How do you create identity? What makes you Jewish? Should others be able to tell that you are Jewish? What in your behavior, beliefs, attire or practice makes it so others no you are Jewish? Does that matter? Can you be a private Jew?

Being Jewish requires community. Being Jewish requires practice and doing. Being Jewish requires religion. If you do not do these things then it is hard to build identity. It will be hard to pass on your heritage. It will be hard to be Jewish. It will be hard to have Jewish grandchildren.

Do you do Jewish, for you, for your children, for your grandchildren?

Community and Identity

I went to Dallas. This was my first visit to Dallas. I was struck by something interesting. Dallas is almost 70 miles across. There is no “place” there. Well I am aware of one place, Greenville Ave. It is a road filled with bars and restaurants. This is a road that is several miles long. However, the rest of Dallas appears to be a series of roads with business and housing blended in over an over. There does not seem to be any centers, no places.

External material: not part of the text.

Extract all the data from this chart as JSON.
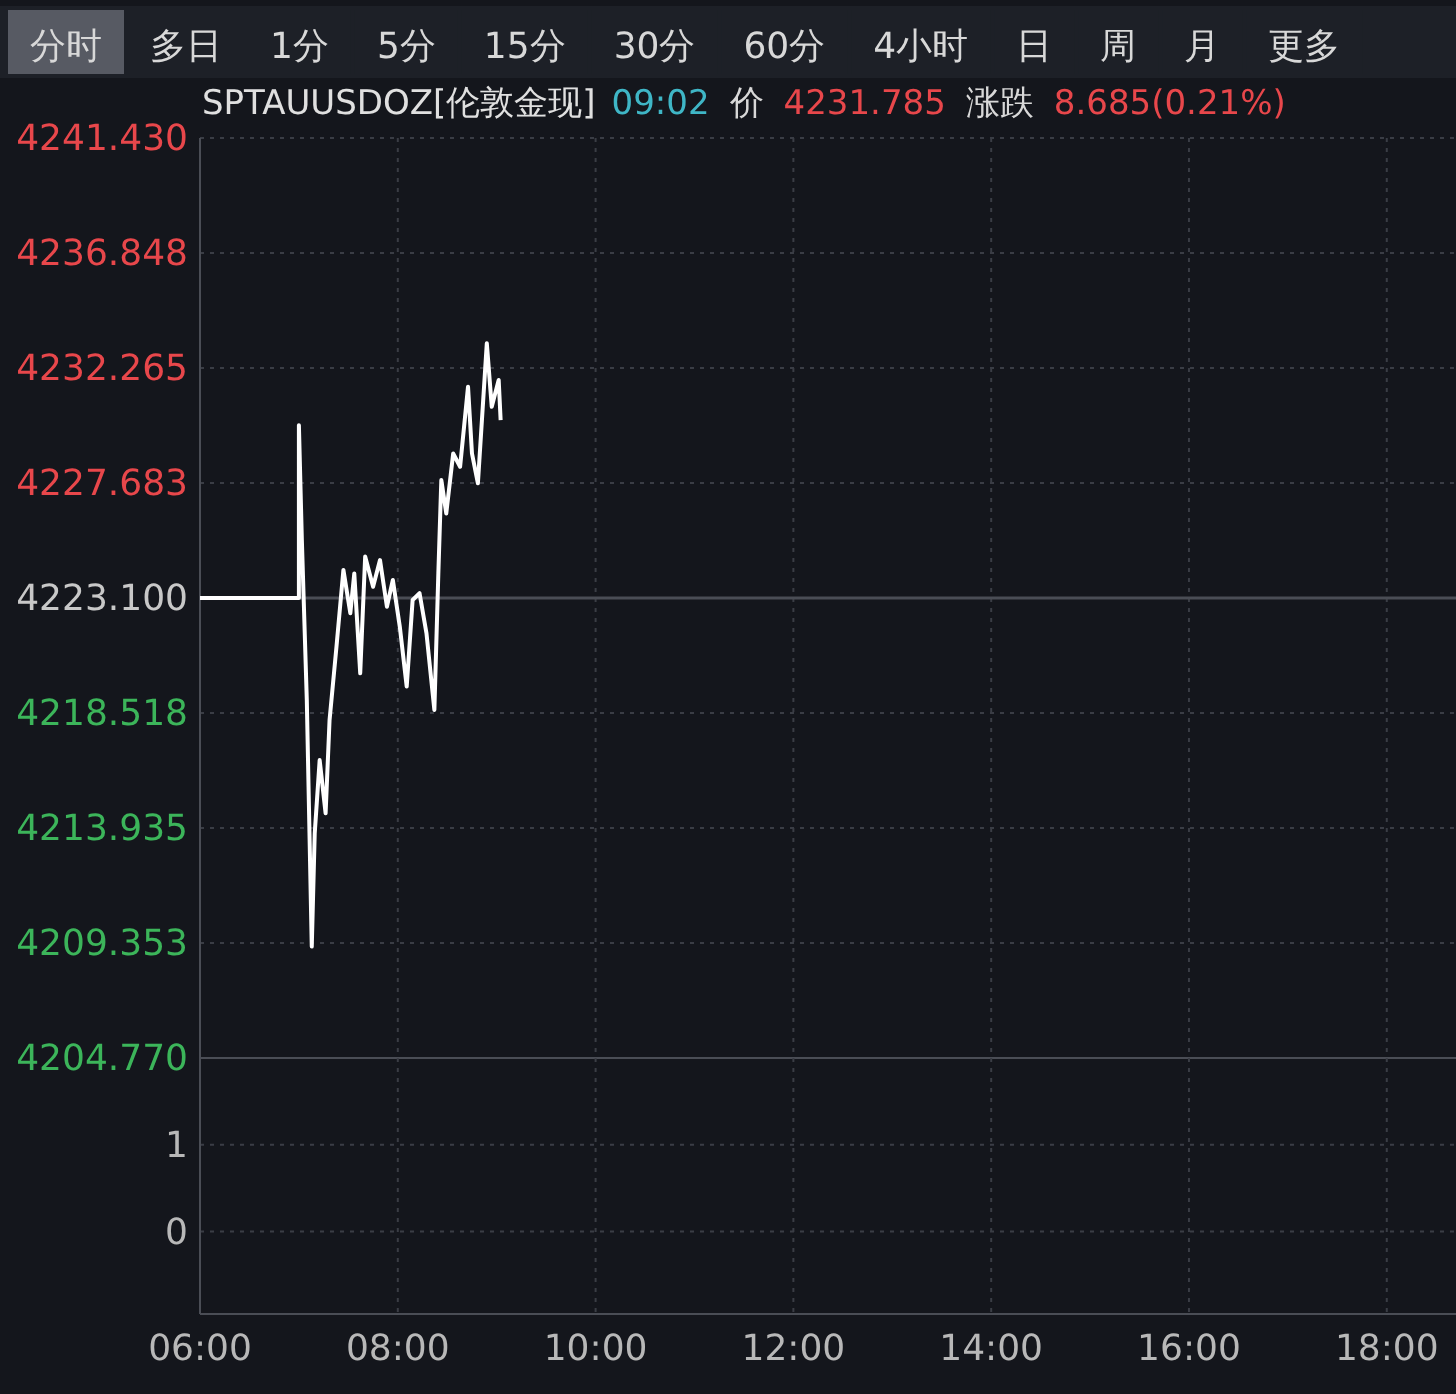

Even when you do a search of where to go in Dallas the only places that show up are buildings and Greenville Ave. Dallas is continuous sprawl.

Many people pine for the days before the internet when there was community. Not virtual communities but neighbors with a sense of place. When did that last exist in Dallas, Los Angeles, Denver, Atlanta or any other sprawling American metropolis? The goals in these cities seems to be to create residential and business replicas over and over.

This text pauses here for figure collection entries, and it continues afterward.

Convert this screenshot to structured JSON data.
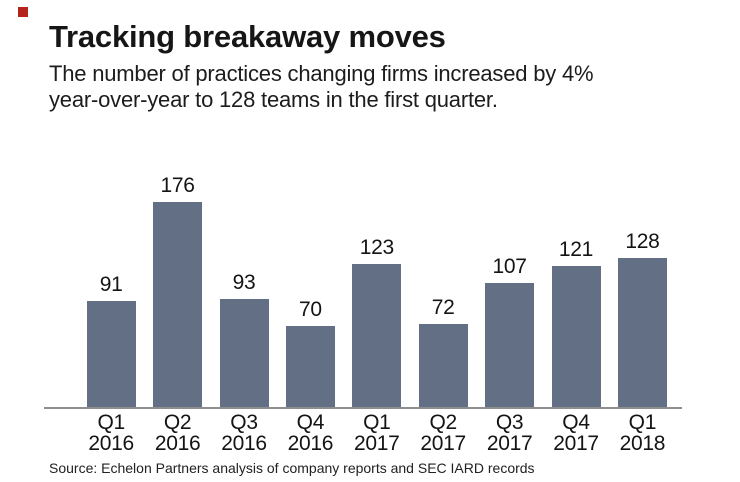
{
  "chart_data": {
    "type": "bar",
    "title": "Tracking breakaway moves",
    "subtitle_lines": [
      "The number of practices changing firms increased by 4%",
      "year-over-year to 128 teams in the first quarter."
    ],
    "categories": [
      "Q1 2016",
      "Q2 2016",
      "Q3 2016",
      "Q4 2016",
      "Q1 2017",
      "Q2 2017",
      "Q3 2017",
      "Q4 2017",
      "Q1 2018"
    ],
    "values": [
      91,
      176,
      93,
      70,
      123,
      72,
      107,
      121,
      128
    ],
    "source": "Source: Echelon Partners analysis of company reports and SEC IARD records",
    "bar_color": "#636f85",
    "axis_color": "#8e8e8e",
    "text_color": "#141414",
    "accent_square_color": "#b5231d",
    "xlabel": "",
    "ylabel": "",
    "ylim": [
      0,
      185
    ],
    "grid": false,
    "legend": false,
    "value_labels": true
  }
}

So what? What does this have to do with anything else I have written here.

Driving around Dallas made me ponder the European Jewish experience during the French enlightenment period. After a thousand years of what the enlightenment intellectuals called the “dark ages,” the French led the way to a new enlightened Europe. Then enlightenment encouraged men to be individuals and to think for themselves. They wanted to explore and move beyond the restriction that society up to that point placed on them. In the years before the enlightenment period, Jewish people lived in their own communities. These communities were autonomous and self-sustaining. There were 2 communities that you could belong to in a country: the Christian or the Jewish. There was no secular ground. People lived in their communities and created very particular identities. These identities were rich with the influences of the local land, country and lordships.

The enlightenment period through all of this out the door. Everyone was expected to be Christian, individuals and free thinkers. Except of course the Jews. They were a problem. What were these enlightened men to do about the Jewish question? Were they men? If they were did they deserve the same rights? Could they act like Jews anymore?

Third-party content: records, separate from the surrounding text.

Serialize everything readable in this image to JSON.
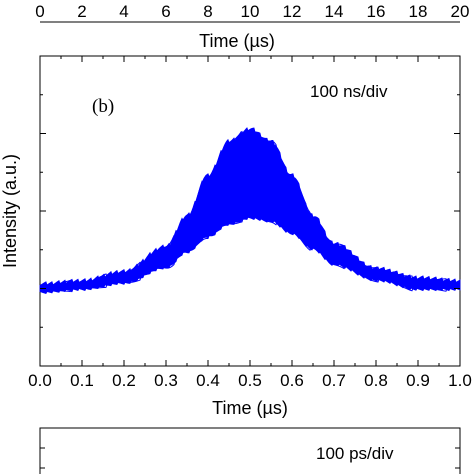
{
  "chart_data": [
    {
      "type": "table",
      "xlabel": "Time (µs)",
      "xlim": [
        0,
        20
      ],
      "xticks": [
        "0",
        "2",
        "4",
        "6",
        "8",
        "10",
        "12",
        "14",
        "16",
        "18",
        "20"
      ]
    },
    {
      "type": "area",
      "panel_label": "(b)",
      "annotation": "100 ns/div",
      "xlabel": "Time (µs)",
      "ylabel": "Intensity (a.u.)",
      "xlim": [
        0,
        1.0
      ],
      "ylim": [
        0,
        1.0
      ],
      "xticks": [
        "0.0",
        "0.1",
        "0.2",
        "0.3",
        "0.4",
        "0.5",
        "0.6",
        "0.7",
        "0.8",
        "0.9",
        "1.0"
      ],
      "y_tick_labels_shown": false,
      "color": "#0000ff",
      "series": [
        {
          "x": [
            0.0,
            0.1,
            0.2,
            0.3,
            0.35,
            0.4,
            0.45,
            0.5,
            0.55,
            0.6,
            0.65,
            0.7,
            0.8,
            0.9,
            1.0
          ],
          "values": [
            0.26,
            0.27,
            0.3,
            0.38,
            0.48,
            0.61,
            0.72,
            0.76,
            0.72,
            0.61,
            0.48,
            0.39,
            0.31,
            0.28,
            0.27
          ]
        },
        {
          "x": [
            0.0,
            0.1,
            0.2,
            0.3,
            0.35,
            0.4,
            0.45,
            0.5,
            0.55,
            0.6,
            0.65,
            0.7,
            0.8,
            0.9,
            1.0
          ],
          "values": [
            0.24,
            0.25,
            0.27,
            0.32,
            0.37,
            0.42,
            0.46,
            0.48,
            0.47,
            0.43,
            0.38,
            0.33,
            0.28,
            0.25,
            0.25
          ]
        }
      ]
    },
    {
      "type": "area",
      "annotation": "100 ps/div"
    }
  ]
}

This ripped through the Jewish community. Some attempted to keep as much tradition as possible, others tried to assimilate as much as possible and yet others tried to strike a balance. What this timeperiod did though was give Jews an option to be something that was not Christian nor Jewish. Just a man. It was liberating for many Jews.

Then comes WWII, whether you look Jewish or participate in Jewish activities you were a Jew. Surviving Jews went many places. The American experience seemed to move in the direction of assimilation. Or as I was thinking today, mirroring the American society as a whole – indistinguishable.

What a beautiful culture, what a beautiful heritage, what beautiful languages, traditions that Jewish people have. Stop being indistinguishable. We are living in a period that is more open than in many generations. Express your Judaism. Be proud of what you have. Do something about it.

I would like the community to display its identity. I wish more Jewish people would stand up and be proud of being Jewish. Jewish people should try their traditions and their cultural ways. Incorporate these and be unique. Be Jewish.